With this in mind, this year’s Wolfson Economics Prize, hosted in partnership with Policy Exchange, hopes to create a springboard for new ideas; offering a £250,000 prize for the best proposal to radically improve hospital planning and design. Perhaps hospitals should be built around green spaces – as is being trialled by NHS Scotland. Or they could have affordable housing for healthcare workers designed into a “village” campus.
But even if we can find the right design and can speed up delivery, few of the new hospitals will be welcoming patients by the next general election. There must be healthcare infrastructure improvements that can be delivered quicker.
This is where the second new policy comes in: Community Diagnostics Hubs. Following last Autumn’s review of NHS screening services led by Sir Mike Richards, NHS England plans to introduce new ‘one stop shops’ in the community. All too often, patients have appointments for routine scans cancelled as an emergency case takes precedence; separating urgent care from planned diagnostic activity should prevent that.
The sensible clinical rationale makes for good politics, too. Positioning diagnostic centres nearer to the public – for example, in vacant spaces in town centres – will make them immediately accessible and contribute to a sense of local renewal. As Rachel Wolf has outlined, the ‘High Street test’ will be one of many ways in which voters at the next election judge whether their areas have benefitted from a Conservative Government.
As part of a bigger piece of work to be launched in the coming weeks, Policy Exchange will argue that there is the potential to go further, taking advantage of the recent changes to the planning use classes to provide additional healthcare services on the high street. Rather than proposing the slightly technocratic sounding ‘Community Diagnostic Hubs’ why not create ‘town health centres’ which would deliver diagnostics but also a broader set of services?
Taken together, the new hospitals programme and new high street healthcare facilities could make for a compelling offer towards levelling up: improving the specialist and acute care in hospitals; speeding up diagnosis; providing local amenities and, in the longer term, tackling health inequalities.
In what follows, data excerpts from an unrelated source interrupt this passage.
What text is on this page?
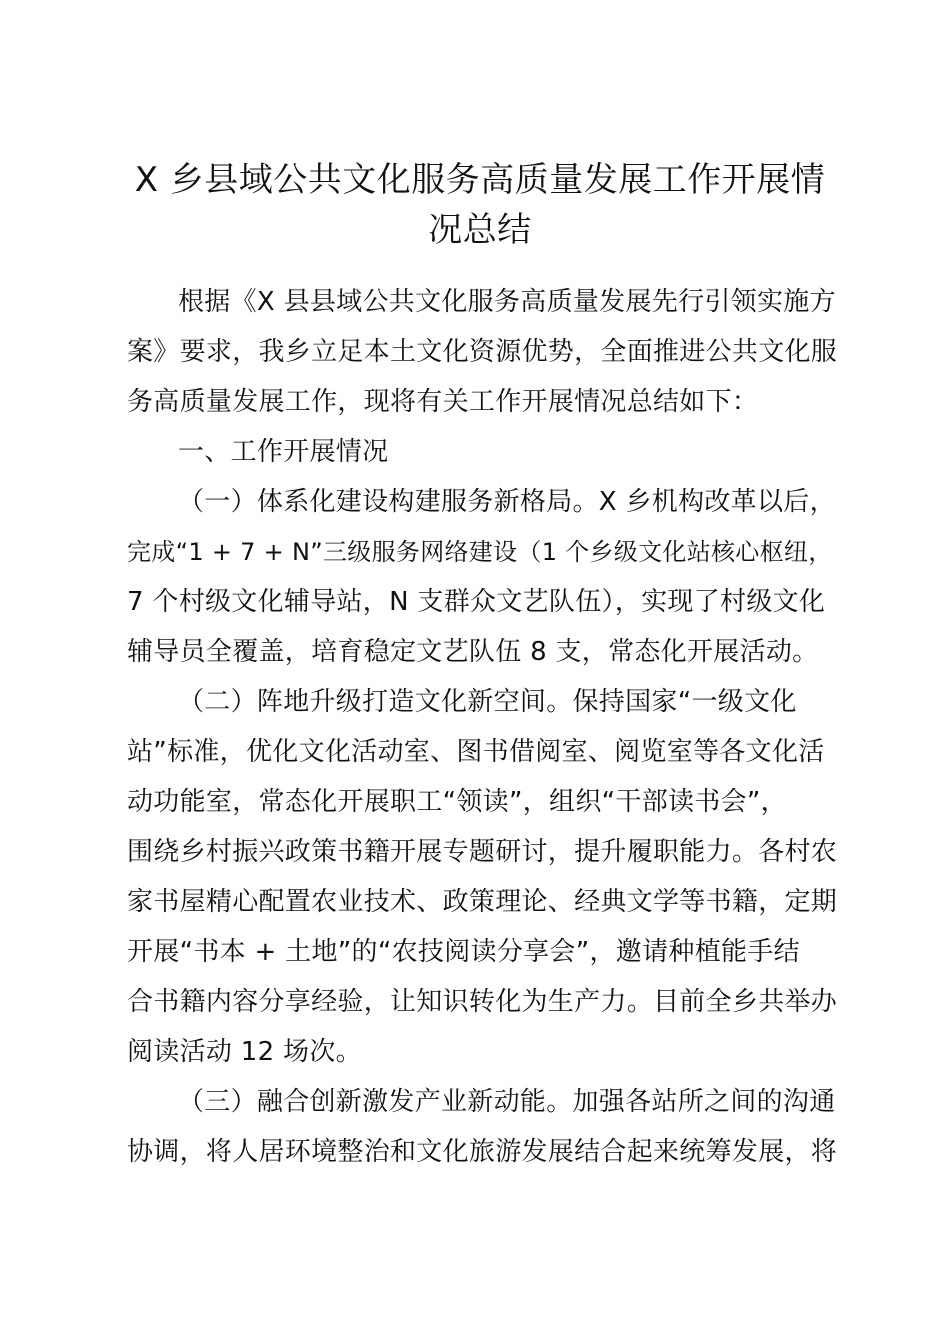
X 乡县域公共文化服务高质量发展工作开展情
况总结
根据《X 县县域公共文化服务高质量发展先行引领实施方
案》要求，我乡立足本土文化资源优势，全面推进公共文化服
务高质量发展工作，现将有关工作开展情况总结如下：
一、工作开展情况
（一）体系化建设构建服务新格局。X 乡机构改革以后，
完成“1 + 7 + N”三级服务网络建设（1 个乡级文化站核心枢纽，
7 个村级文化辅导站，N 支群众文艺队伍），实现了村级文化
辅导员全覆盖，培育稳定文艺队伍 8 支，常态化开展活动。
（二）阵地升级打造文化新空间。保持国家“一级文化
站”标准，优化文化活动室、图书借阅室、阅览室等各文化活
动功能室，常态化开展职工“领读”，组织“干部读书会”，
围绕乡村振兴政策书籍开展专题研讨，提升履职能力。各村农
家书屋精心配置农业技术、政策理论、经典文学等书籍，定期
开展“书本 + 土地”的“农技阅读分享会”，邀请种植能手结
合书籍内容分享经验，让知识转化为生产力。目前全乡共举办
阅读活动 12 场次。
（三）融合创新激发产业新动能。加强各站所之间的沟通
协调，将人居环境整治和文化旅游发展结合起来统筹发展，将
There is a real opportunity, but we have been here before. In the late 2000s the Labour Government promoted the use of ‘polyclinics’ – expanded GP-led health centres. Ultimately the business case failed to demonstrate how polyclinics would improve patient outcomes, whilst the concept faced resistance from both hospitals and general practitioners, unwilling to see their role (and thereby budget) reduced. Together this led to the rollout being paused by the Coalition Government in 2010.
We now find ourselves at a more favourable point in the political cycle. The Government’s majority should mean that legislation to enable better integration of local healthcare bodies will pass into law. This may go some way to tackle the cultural tensions within the NHS that have prevented providers from working in patients’ interest.
Much has been written about levelling up already. Yet it is in bricks and mortar of our healthcare buildings where the clearest manifestations of slogan are likely to be found.